A Phase III sponsor activating five Boston-area sites without analyzing what competing trials those sites are currently running — and what patient volume is already allocated — will consistently experience enrollment rates below standalone projections. Patients are shared; site coordinator bandwidth is shared; investigator attention is shared. These are resource constraints that affect enrollment velocity in ways that adding a sixth site cannot resolve.
Geographic diversification — deliberately selecting a portion of the site network in markets with lower competitive trial density for the relevant indication — can improve enrollment velocity without sacrificing the patient population depth that high-density markets provide. This requires competitive landscape analysis at the site selection stage, which most sponsors do not systematically perform.
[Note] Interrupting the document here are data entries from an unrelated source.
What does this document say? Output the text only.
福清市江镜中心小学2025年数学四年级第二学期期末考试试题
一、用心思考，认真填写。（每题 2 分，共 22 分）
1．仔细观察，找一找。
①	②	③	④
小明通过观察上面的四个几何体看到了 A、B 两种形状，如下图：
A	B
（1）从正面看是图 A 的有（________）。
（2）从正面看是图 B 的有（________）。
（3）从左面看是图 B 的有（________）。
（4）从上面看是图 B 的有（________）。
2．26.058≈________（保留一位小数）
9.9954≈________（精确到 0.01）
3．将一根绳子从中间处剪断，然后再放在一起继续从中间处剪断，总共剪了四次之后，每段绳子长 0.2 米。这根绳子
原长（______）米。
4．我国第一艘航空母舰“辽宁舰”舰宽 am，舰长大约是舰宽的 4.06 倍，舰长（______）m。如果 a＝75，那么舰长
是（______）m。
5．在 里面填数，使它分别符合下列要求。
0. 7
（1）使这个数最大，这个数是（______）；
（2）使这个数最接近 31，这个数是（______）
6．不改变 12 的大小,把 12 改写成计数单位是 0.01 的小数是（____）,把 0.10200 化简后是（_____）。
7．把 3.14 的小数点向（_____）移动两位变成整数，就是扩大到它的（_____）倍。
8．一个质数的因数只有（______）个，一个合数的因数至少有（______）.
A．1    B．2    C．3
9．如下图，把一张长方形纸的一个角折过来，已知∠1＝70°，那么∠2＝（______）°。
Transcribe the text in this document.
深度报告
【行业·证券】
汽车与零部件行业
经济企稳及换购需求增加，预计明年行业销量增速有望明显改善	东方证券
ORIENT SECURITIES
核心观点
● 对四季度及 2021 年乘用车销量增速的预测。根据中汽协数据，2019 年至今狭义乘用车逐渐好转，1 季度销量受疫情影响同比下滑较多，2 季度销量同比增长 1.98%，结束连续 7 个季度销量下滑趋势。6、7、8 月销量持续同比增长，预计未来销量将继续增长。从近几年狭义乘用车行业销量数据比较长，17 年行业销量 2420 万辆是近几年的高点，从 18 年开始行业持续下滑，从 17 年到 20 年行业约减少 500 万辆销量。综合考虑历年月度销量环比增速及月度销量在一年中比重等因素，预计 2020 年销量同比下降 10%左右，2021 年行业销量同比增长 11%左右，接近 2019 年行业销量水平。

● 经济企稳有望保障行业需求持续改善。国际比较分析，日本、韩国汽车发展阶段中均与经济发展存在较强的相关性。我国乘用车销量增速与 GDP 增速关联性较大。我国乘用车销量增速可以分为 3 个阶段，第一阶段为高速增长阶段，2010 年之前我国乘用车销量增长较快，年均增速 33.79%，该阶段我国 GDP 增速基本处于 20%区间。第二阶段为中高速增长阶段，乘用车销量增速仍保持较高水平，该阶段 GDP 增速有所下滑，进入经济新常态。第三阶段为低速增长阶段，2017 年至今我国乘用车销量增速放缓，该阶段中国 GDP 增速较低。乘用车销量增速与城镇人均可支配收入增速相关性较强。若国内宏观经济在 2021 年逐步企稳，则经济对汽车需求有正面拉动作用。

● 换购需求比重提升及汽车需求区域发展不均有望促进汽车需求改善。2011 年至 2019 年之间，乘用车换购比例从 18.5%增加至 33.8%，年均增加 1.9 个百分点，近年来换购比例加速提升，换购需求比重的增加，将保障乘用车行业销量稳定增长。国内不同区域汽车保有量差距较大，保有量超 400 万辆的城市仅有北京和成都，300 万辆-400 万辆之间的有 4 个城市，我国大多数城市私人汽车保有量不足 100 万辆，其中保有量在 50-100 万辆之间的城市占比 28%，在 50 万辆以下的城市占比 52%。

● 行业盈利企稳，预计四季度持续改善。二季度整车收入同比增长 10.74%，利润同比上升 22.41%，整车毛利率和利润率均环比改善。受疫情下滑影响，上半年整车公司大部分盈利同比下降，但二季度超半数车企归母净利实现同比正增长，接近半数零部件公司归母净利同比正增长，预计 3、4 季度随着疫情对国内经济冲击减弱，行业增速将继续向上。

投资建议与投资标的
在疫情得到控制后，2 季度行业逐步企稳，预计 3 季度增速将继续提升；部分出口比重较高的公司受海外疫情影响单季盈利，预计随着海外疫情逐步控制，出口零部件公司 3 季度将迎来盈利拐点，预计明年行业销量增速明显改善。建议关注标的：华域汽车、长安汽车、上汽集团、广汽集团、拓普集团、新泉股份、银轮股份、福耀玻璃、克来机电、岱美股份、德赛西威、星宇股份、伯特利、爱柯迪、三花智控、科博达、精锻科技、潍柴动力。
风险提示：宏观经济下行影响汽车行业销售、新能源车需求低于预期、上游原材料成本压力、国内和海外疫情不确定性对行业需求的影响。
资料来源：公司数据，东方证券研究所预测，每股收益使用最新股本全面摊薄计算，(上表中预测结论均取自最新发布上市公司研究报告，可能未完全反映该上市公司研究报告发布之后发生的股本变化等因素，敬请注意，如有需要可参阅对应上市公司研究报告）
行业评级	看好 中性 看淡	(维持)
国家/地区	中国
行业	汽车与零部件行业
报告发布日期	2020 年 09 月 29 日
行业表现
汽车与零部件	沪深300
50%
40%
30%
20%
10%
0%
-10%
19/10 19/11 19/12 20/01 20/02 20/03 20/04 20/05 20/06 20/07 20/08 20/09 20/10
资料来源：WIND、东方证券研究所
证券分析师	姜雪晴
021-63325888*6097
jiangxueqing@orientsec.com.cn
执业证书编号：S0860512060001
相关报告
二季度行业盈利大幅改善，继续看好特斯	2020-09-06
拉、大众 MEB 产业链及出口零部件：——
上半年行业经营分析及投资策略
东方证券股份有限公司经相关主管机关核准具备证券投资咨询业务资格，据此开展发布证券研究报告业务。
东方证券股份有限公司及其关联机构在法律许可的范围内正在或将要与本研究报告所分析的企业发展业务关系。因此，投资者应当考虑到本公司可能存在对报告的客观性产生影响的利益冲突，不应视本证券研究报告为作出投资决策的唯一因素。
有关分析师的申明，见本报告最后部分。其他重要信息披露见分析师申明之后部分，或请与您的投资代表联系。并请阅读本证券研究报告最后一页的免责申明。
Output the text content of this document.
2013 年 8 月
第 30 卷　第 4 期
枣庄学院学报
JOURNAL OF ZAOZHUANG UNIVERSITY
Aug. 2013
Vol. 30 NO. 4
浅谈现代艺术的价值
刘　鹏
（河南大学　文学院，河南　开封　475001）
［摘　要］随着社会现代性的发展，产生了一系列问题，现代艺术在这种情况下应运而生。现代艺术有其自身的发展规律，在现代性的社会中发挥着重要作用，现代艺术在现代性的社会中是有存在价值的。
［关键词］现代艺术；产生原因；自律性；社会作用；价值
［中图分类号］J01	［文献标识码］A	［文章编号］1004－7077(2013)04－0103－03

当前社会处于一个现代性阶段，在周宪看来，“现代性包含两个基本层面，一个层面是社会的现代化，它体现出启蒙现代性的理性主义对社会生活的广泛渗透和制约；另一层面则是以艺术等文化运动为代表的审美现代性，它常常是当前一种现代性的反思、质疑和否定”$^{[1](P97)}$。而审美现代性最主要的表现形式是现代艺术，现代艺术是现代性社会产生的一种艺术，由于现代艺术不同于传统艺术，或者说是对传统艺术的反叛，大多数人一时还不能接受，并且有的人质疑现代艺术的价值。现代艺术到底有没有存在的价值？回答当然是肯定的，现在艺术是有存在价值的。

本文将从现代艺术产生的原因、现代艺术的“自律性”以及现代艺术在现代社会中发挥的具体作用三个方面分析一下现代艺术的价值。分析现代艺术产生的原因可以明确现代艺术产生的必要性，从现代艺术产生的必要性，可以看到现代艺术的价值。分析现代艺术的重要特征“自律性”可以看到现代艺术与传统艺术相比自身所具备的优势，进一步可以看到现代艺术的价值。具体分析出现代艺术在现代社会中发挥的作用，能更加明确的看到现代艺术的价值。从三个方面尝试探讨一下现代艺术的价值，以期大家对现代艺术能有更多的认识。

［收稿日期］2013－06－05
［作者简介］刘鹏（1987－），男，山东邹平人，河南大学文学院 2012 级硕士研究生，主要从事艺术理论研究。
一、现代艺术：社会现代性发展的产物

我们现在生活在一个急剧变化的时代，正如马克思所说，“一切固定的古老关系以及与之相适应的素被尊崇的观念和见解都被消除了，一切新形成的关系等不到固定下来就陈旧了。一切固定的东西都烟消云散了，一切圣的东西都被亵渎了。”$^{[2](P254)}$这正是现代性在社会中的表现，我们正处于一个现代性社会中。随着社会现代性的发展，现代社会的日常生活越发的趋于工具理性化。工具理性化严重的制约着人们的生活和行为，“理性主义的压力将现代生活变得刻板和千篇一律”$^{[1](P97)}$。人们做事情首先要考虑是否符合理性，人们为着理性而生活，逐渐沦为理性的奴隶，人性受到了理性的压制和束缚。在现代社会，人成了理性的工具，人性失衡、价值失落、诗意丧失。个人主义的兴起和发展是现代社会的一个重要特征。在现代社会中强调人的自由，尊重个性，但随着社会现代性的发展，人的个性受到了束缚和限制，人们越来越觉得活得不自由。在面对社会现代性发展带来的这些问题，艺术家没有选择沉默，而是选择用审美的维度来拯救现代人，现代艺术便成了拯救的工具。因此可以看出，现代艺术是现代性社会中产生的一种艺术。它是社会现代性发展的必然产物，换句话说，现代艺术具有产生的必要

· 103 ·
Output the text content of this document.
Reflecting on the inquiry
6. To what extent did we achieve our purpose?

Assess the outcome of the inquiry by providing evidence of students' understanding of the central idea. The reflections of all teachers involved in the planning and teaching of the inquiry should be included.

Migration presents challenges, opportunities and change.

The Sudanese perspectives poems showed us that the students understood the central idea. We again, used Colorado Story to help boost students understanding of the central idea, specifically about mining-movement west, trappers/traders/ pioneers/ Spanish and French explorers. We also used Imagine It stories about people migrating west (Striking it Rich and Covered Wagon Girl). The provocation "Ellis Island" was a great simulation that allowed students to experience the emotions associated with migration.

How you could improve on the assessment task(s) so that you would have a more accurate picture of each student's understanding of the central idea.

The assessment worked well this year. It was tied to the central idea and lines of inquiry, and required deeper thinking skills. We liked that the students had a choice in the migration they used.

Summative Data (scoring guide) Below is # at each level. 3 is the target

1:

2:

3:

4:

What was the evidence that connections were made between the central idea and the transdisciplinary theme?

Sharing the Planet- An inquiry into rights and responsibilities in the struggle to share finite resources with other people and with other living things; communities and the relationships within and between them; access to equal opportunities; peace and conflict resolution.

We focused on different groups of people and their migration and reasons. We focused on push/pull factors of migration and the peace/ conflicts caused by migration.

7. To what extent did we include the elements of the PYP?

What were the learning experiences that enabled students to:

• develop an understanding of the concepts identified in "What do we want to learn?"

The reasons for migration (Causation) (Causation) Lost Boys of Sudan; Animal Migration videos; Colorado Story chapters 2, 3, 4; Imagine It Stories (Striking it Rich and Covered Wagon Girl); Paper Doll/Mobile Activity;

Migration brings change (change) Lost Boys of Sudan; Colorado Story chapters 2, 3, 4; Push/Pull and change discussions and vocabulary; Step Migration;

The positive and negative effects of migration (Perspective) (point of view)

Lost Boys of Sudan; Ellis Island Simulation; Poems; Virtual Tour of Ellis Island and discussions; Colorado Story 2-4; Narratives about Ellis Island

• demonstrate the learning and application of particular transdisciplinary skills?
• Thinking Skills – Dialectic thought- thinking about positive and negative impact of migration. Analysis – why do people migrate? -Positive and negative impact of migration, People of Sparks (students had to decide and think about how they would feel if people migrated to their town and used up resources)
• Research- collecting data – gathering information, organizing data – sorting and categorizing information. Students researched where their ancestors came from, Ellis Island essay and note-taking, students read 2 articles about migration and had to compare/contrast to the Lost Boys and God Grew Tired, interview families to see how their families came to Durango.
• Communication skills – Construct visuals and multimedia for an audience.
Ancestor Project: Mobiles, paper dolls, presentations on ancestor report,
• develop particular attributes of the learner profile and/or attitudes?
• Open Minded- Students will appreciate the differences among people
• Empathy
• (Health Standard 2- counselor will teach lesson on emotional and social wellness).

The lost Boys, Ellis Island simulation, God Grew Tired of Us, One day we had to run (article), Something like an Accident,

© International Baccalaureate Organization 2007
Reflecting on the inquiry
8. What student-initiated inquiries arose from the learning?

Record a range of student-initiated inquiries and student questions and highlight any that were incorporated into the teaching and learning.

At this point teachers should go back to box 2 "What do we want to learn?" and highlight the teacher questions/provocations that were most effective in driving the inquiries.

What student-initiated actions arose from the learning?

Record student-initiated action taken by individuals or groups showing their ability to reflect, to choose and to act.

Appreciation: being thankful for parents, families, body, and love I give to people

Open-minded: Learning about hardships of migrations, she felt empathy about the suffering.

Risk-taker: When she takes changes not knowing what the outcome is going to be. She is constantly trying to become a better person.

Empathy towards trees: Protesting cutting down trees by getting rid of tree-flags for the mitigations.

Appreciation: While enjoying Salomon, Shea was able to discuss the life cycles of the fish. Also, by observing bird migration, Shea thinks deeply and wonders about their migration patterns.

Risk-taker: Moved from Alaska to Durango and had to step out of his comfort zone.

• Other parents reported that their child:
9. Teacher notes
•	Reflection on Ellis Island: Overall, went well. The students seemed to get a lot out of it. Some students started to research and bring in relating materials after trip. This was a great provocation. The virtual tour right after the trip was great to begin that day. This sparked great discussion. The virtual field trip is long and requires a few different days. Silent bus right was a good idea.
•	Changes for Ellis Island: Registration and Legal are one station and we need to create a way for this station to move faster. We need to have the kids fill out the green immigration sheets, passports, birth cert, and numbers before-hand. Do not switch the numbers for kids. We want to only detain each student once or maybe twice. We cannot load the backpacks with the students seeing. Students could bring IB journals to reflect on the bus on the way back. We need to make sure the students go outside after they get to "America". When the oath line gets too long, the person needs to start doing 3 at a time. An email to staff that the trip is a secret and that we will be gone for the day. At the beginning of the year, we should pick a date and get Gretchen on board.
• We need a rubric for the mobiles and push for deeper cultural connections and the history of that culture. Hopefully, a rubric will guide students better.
The Compound Effect and the Path Out
These five root causes rarely operate in isolation. A Phase III program with suboptimal site selection, a complex 30-criteria protocol, passive-only patient identification, an optimistic 30% screen failure assumption against an actual 58% rate, and five sites in a competitive oncology market is not experiencing one enrollment problem. It is experiencing five compounding problems — and adding vendors or sites addresses none of them at their source.
The sponsors who consistently meet enrollment projections treat site selection as a data problem, protocol design as an operations problem, and patient identification as an informatics problem. Each of these is tractable. The clinical development timeline is largely determined by how early in the program lifecycle sponsors choose to treat them that way.